Meurer: Wird das gegeneinander Profilieren so lange dauern, bis einer von beiden, Frau Merkel oder Edmund Stoiber zum Kanzlerkandidaten ernannt worden ist?
Bosbach: Nein, das brauchen wir jetzt im übrigen auch nicht, eine Debatte über die Kanzlerkandidatur. Die Menschen erwarten, dass wir uns mit ihren Problemen beschäftigen, mit den Sorgen des Landes, mit den richtigen Weichenstellungen für die Zukunft und nicht mit Posten und Ämtern. Das gilt sowohl für die Frage Kanzlerkandidatur, als auch für die Frage wer wird was, wenn wir die nächste Bundestagswahl gewonnen haben. Wir sollten uns jetzt mal darauf konzentrieren, dass wir die Voraussetzungen dafür schaffen, dass wir sie gewinnen. Alles andere später und über die Kanzlerkandidatur sollten wir reden, wenn die Entscheidung ansteht und das wird ein gutes halbes Jahr vor der nächsten Bundestagswahl sein und nicht früher.
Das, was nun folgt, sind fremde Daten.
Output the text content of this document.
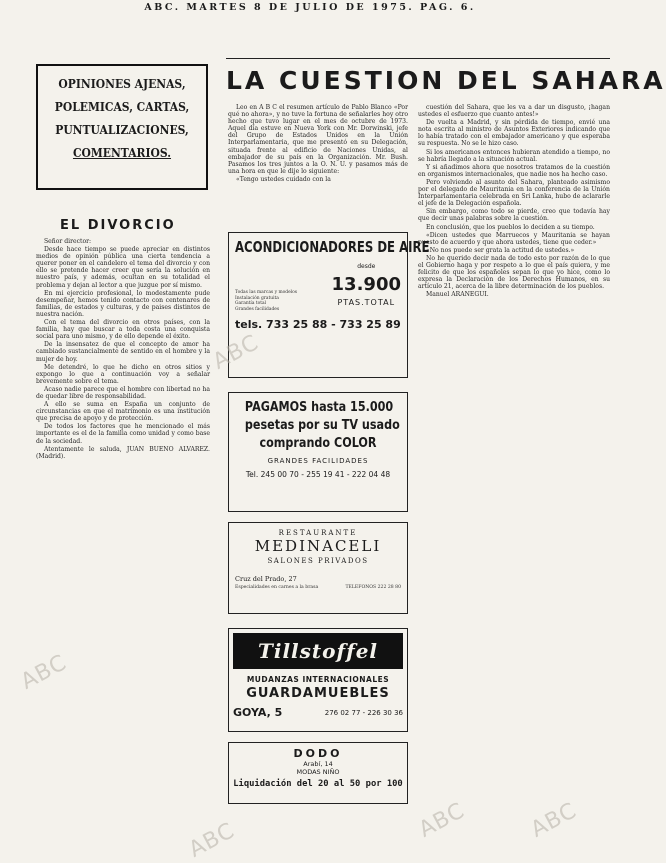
ABC. MARTES 8 DE JULIO DE 1975. PAG. 6.
OPINIONES AJENAS,
POLEMICAS, CARTAS,
PUNTUALIZACIONES,
COMENTARIOS.
EL DIVORCIO

Señor director:

Desde hace tiempo se puede apreciar en distintos medios de opinión pública una cierta tendencia a querer poner en el candelero el tema del divorcio y con ello se pretende hacer creer que sería la solución en nuestro país, y además, ocultan en su totalidad el problema y dejan al lector a que juzgue por sí mismo.

En mi ejercicio profesional, lo modestamente pude desempeñar, hemos tenido contacto con centenares de familias, de estados y culturas, y de paises distintos de nuestra nación.

Con el tema del divorcio en otros países, con la familia, hay que buscar a toda costa una conquista social para uno mismo, y de ello depende el éxito.

De la insensatez de que el concepto de amor ha cambiado sustancialmente de sentido en el hombre y la mujer de hoy.

Me detendré, lo que he dicho en otros sitios y expongo lo que a continuación voy a señalar brevemente sobre el tema.

Acaso nadie parece que el hombre con libertad no ha de quedar libre de responsabilidad.

A ello se suma en España un conjunto de circunstancias en que el matrimonio es una institución que precisa de apoyo y de protección.

De todos los factores que he mencionado el más importante es el de la familia como unidad y como base de la sociedad.

Atentamente le saluda, JUAN BUENO ALVAREZ. (Madrid).

LA CUESTION DEL SAHARA

Leo en A B C el resumen artículo de Pablo Blanco «Por qué no ahora», y no tuve la fortuna de señalarles hoy otro hecho que tuvo lugar en el mes de octubre de 1973. Aquel día estuve en Nueva York con Mr. Dorwinski, jefe del Grupo de Estados Unidos en la Unión Interparlamentaria, que me presentó en su Delegación, situada frente al edificio de Naciones Unidas, al embajador de su país en la Organización. Mr. Bush. Pasamos los tres juntos a la O. N. U. y pasamos más de una hora en que le dije lo siguiente:

«Tengo ustedes cuidado con la

cuestión del Sahara, que les va a dar un disgusto, ¡hagan ustedes el esfuerzo que cuanto antes!»

De vuelta a Madrid, y sin pérdida de tiempo, envié una nota escrita al ministro de Asuntos Exteriores indicando que lo había tratado con el embajador americano y que esperaba su respuesta. No se le hizo caso.

Si los americanos entonces hubieran atendido a tiempo, no se habría llegado a la situación actual.

Y si añadimos ahora que nosotros tratamos de la cuestión en organismos internacionales, que nadie nos ha hecho caso.

Pero volviendo al asunto del Sahara, planteado asimismo por el delegado de Mauritania en la conferencia de la Unión Interparlamentaria celebrada en Sri Lanka, hubo de aclararle el jefe de la Delegación española.

Sin embargo, como todo se pierde, creo que todavía hay que decir unas palabras sobre la cuestión.

En conclusión, que los pueblos lo deciden a su tiempo.

«Dicen ustedes que Marruecos y Mauritania se hayan puesto de acuerdo y que ahora ustedes, tiene que ceder.»

«No nos puede ser grata la actitud de ustedes.»

No he querido decir nada de todo esto por razón de lo que el Gobierno haga y por respeto a lo que el país quiera, y me felicito de que los españoles sepan lo que yo hice, como lo expresa la Declaración de los Derechos Humanos, en su artículo 21, acerca de la libre determinación de los pueblos.

Manuel ARANEGUI.

ACONDICIONADORES DE AIRE
Todas las marcas y modelos
Instalación gratuita
Garantía total
Grandes facilidades
desde
13.900
PTAS.TOTAL
tels. 733 25 88 - 733 25 89
PAGAMOS hasta 15.000
pesetas por su TV usado
comprando COLOR
GRANDES FACILIDADES
Tel. 245 00 70 - 255 19 41 - 222 04 48
RESTAURANTE
MEDINACELI
SALONES PRIVADOS
Cruz del Prado, 27
Especialidades en carnes a la brasa	TELEFONOS 222 28 80
Tillstoffel
MUDANZAS INTERNACIONALES
GUARDAMUEBLES
GOYA, 5	276 02 77 - 226 30 36
DODO
Arabí, 14
MODAS NIÑO
Liquidación del 20 al 50 por 100
ABC
ABC
ABC
ABC	ABC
Meurer: Sind die nächsten Konflikte aber nicht vorprogrammiert, wenn nicht klar ist, wer ist die Nummer eins in der Union?
Bosbach: Wer die Nummer eins in der Union ist, ist klar, das ist Angela Merkel, sie ist Parteivorsitzende, sie ist Fraktionsvorsitzende. es gibt im übrigen auch aus meiner Beobachtung gar kein Konkurrenzverhältnis in der alltäglichen Arbeit zwischen Angela Merkel und Edmund Stoiber, diese Debatten werden von außen hereingetragen in die Union. Und wir sollten diese Debatten nicht aufnehmen, sondern wir sollten so konzentriert weiterarbeiten wie wir das in den letzten Jahren auch gemacht haben. Wir hatten nach den Bundestagswahlen 2002 ja nicht nur glänzende Umfrageergebnisse, wir hatten auch glänzende Wahlergebnisse und wir sind jetzt in einem Formtief und ich glaube aber auch, dass wir da rauskommen, weil die Probleme hausgemacht sind.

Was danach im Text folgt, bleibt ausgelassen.